1 · Source retrieval
Per-regulator scrapers run on cron schedules and respect each source’s rate limits. Raw payloads are retained for an audit trail.
2 · Normalization
Regulator-specific fields are mapped to a consistent schema. Active ingredients are normalized via RxNorm and the WHO INN list; brands are cross-referenced to their ingredient per country; classification follows the WHO ATC hierarchy.
3 · AI-assisted compilation
A language model receives structured data plus verbatim source text and is prompted to compile (not author) per fixed templates, preserving verbatim quotes for safety-critical sections.
4 · Quality verification
Before anything is published, each compiled page must clear a series of automated quality checks: grounding against the cited source, verbatim preservation for safety-critical sections, citation discipline (no source names in body text), readability, and length discipline.

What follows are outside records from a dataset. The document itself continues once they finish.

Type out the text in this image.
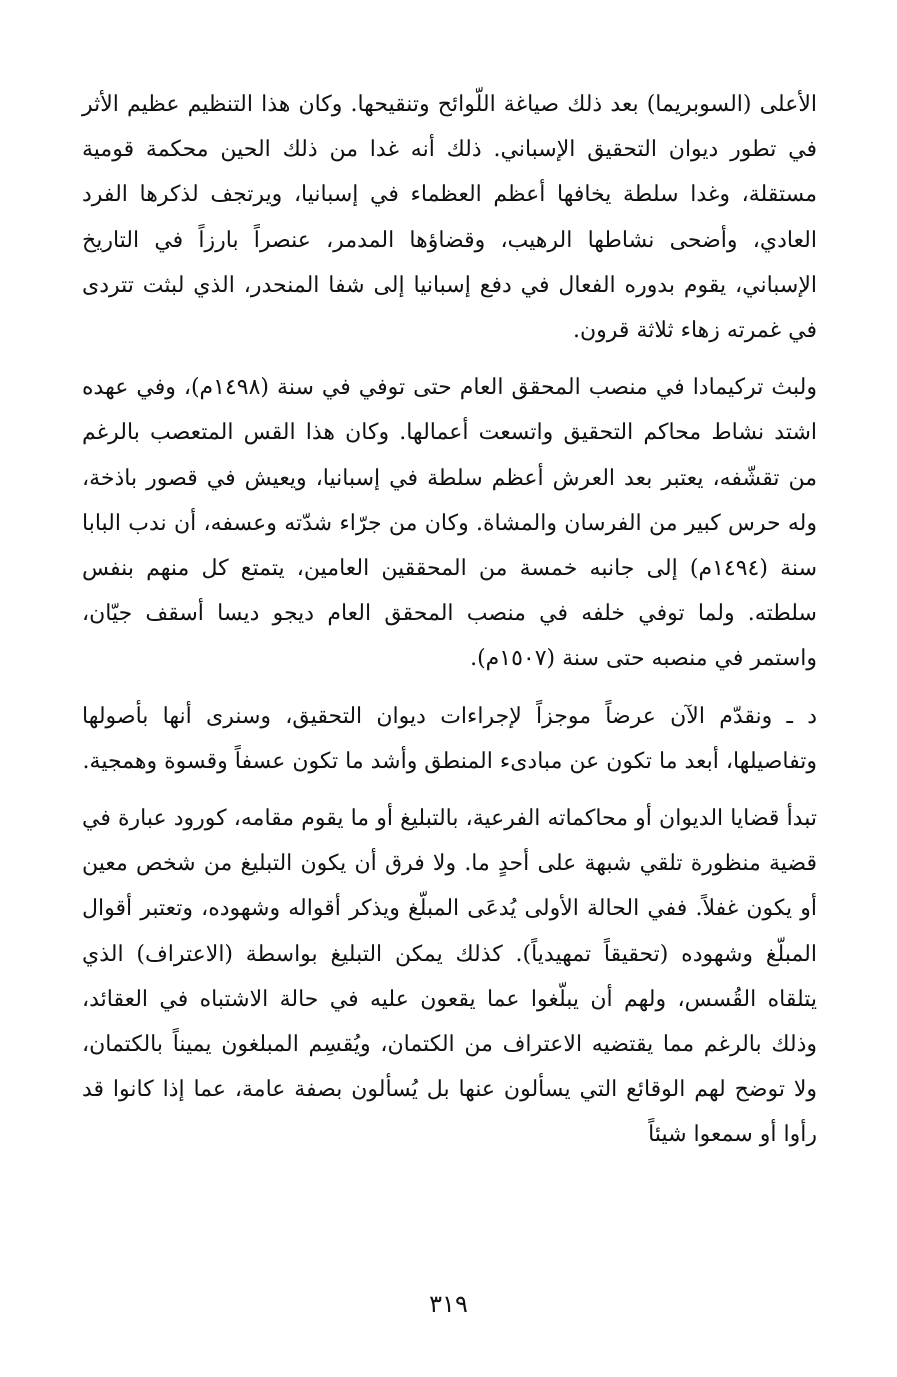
الأعلى (السوبريما) بعد ذلك صياغة اللّوائح وتنقيحها. وكان هذا التنظيم عظيم الأثر في تطور ديوان التحقيق الإسباني. ذلك أنه غدا من ذلك الحين محكمة قومية مستقلة، وغدا سلطة يخافها أعظم العظماء في إسبانيا، ويرتجف لذكرها الفرد العادي، وأضحى نشاطها الرهيب، وقضاؤها المدمر، عنصراً بارزاً في التاريخ الإسباني، يقوم بدوره الفعال في دفع إسبانيا إلى شفا المنحدر، الذي لبثت تتردى في غمرته زهاء ثلاثة قرون.

ولبث تركيمادا في منصب المحقق العام حتى توفي في سنة (١٤٩٨م)، وفي عهده اشتد نشاط محاكم التحقيق واتسعت أعمالها. وكان هذا القس المتعصب بالرغم من تقشّفه، يعتبر بعد العرش أعظم سلطة في إسبانيا، ويعيش في قصور باذخة، وله حرس كبير من الفرسان والمشاة. وكان من جرّاء شدّته وعسفه، أن ندب البابا سنة (١٤٩٤م) إلى جانبه خمسة من المحققين العامين، يتمتع كل منهم بنفس سلطته. ولما توفي خلفه في منصب المحقق العام ديجو ديسا أسقف جيّان، واستمر في منصبه حتى سنة (١٥٠٧م).

د ـ ونقدّم الآن عرضاً موجزاً لإجراءات ديوان التحقيق، وسنرى أنها بأصولها وتفاصيلها، أبعد ما تكون عن مبادىء المنطق وأشد ما تكون عسفاً وقسوة وهمجية.

تبدأ قضايا الديوان أو محاكماته الفرعية، بالتبليغ أو ما يقوم مقامه، كورود عبارة في قضية منظورة تلقي شبهة على أحدٍ ما. ولا فرق أن يكون التبليغ من شخص معين أو يكون غفلاً. ففي الحالة الأولى يُدعَى المبلّغ ويذكر أقواله وشهوده، وتعتبر أقوال المبلّغ وشهوده (تحقيقاً تمهيدياً). كذلك يمكن التبليغ بواسطة (الاعتراف) الذي يتلقاه القُسس، ولهم أن يبلّغوا عما يقعون عليه في حالة الاشتباه في العقائد، وذلك بالرغم مما يقتضيه الاعتراف من الكتمان، ويُقسِم المبلغون يميناً بالكتمان، ولا توضح لهم الوقائع التي يسألون عنها بل يُسألون بصفة عامة، عما إذا كانوا قد رأوا أو سمعوا شيئاً

٣١٩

Content that fails a check is held back rather than published.
5 · Publishing
Approved content is cached and rendered as static pages. Sitemap lastmoduses the regulator’s last revision date - not our publish date.
Limitations we disclose
- Information may lag - some regulators publish updates infrequently. Each page shows the last regulator revision date.
- Pill identification is US-only (DailyMed images).
- Comprehensive drug-drug interactions are not in V1.
- Translation accuracy depends on the clarity of the source label.
- Errors happen - all known errors are logged publicly in /corrections.